In the United States, CRC incidence has declined by approximately 50% in the screening age range in the past 30–40 years [13], despite adverse trends in the prevalence of key CRC risk factors such as obesity and increasing incidence at younger ages [14]. The most plausible explanation for this dramatic decline is the widespread use of colonoscopy for both screening and diagnostic purposes. With preventive effects of screening endoscopy in the order of magnitude of the reported NordICC trial results these real-life changes could not have been achieved. Our illustration may help to explain much of the apparent discrepancy between the reported RCT results and these real-life data.

Another factor to be considered in the interpretation of the RCT results is that diagnostic colonoscopies, which have similar preventive potential as screening endoscopies through detection and removal of CRC precursors, have meanwhile become more common also in European countries in which the NordICC trial was conducted [15]. Not accounting for diagnostic colonoscopies or, in general, colonoscopies outside the screening trials conducted during follow-up may further have attenuated the reported RCT effect estimates [16]. Whereas the relative importance of prevalence bias would be expected to gradually decrease with prolonged follow-up, such as 15- or 20-year follow-up of the trial cohort, the role of other biases such as contamination would be expected to further increase over time.

Although our numerical example focused on the first and so far only RCT results on the long-term impact of screening colonoscopy on CRC risk, the illustrated prevalence bias is expected to have similarly affected RCTs on CRC screening by other modalities, such as flexible sigmoidoscopy or fecal occult blood tests [2,3,4,5,6, 17, 18], whose preventive effects may likewise have been substantially underestimated. Although RCTs are less prone to various other biases than observational studies, the randomized design does not protect from prevalence bias which may be substantial in screening studies as illustrated in our article.

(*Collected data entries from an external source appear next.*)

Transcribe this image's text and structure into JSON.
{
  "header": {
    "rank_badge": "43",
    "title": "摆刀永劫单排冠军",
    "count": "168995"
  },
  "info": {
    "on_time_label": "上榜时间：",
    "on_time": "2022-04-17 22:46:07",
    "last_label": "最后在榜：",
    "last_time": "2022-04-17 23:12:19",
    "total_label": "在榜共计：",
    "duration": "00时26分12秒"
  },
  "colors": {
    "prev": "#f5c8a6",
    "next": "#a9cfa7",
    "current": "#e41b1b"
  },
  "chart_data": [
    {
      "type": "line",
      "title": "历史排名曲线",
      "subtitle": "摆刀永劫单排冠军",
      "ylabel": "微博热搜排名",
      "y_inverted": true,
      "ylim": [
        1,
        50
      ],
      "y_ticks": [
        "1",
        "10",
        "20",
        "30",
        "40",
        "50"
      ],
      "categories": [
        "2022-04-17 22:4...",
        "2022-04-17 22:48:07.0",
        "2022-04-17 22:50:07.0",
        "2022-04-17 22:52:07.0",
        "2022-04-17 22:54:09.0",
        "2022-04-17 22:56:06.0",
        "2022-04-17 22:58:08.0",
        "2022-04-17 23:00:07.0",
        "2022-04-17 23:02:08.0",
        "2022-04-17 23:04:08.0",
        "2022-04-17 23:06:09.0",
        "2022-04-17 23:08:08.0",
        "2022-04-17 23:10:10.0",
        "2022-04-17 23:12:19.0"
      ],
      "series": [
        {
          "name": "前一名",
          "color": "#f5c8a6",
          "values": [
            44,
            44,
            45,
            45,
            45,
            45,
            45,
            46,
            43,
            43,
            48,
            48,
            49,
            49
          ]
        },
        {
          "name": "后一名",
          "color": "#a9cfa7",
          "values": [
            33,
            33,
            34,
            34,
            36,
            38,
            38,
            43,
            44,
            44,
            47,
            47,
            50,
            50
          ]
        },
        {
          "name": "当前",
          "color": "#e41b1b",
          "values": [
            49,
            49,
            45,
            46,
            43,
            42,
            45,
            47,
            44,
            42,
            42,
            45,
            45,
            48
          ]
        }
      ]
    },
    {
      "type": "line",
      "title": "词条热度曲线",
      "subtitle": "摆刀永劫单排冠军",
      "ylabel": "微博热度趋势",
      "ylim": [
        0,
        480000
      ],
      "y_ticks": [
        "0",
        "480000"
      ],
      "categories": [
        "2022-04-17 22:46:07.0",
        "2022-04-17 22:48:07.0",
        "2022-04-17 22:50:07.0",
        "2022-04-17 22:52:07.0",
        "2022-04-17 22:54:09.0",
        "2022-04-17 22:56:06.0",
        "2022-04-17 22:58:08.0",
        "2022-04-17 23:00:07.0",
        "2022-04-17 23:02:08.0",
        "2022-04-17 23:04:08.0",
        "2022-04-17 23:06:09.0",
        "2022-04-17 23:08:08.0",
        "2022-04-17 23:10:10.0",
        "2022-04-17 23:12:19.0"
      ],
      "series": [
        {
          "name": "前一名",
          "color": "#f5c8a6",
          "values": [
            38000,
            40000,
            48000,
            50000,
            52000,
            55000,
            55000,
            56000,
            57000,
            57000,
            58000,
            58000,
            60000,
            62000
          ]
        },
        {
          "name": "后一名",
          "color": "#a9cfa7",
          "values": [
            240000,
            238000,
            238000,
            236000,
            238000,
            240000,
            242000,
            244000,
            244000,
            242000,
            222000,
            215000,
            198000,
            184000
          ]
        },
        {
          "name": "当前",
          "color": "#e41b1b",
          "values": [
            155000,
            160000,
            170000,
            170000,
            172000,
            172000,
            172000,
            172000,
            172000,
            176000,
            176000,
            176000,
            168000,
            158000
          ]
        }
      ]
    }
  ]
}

In summary, the preventive effects of screening endoscopy are likely to be stronger than suggested by the reported RCT results. Accounting for the prevalence bias leads to effect estimates that are much more in line with results from observational studies and real-life settings [13, 14, 19, 20]. More rigorous methodological work is needed to develop effective and user-friendly tools to prevent or adjust for prevalence bias in future screening studies. The apparently low RCT-based effect estimates should not unduly discourage use of CRC screening, the likely most effective way to cope with the ongoing global CRC epidemic, which is expected to lead to an increase in case numbers from approximately 1.9 million in 2020 to 3.2 million in 2040 [21]. In the contrary, efforts of prevention need to be enhanced, and major efforts are needed to better disentangle true prevention of CRC occurrence, early detection of already prevalent CRC, and their combined contribution to lowering the CRC burden in CRC screening studies.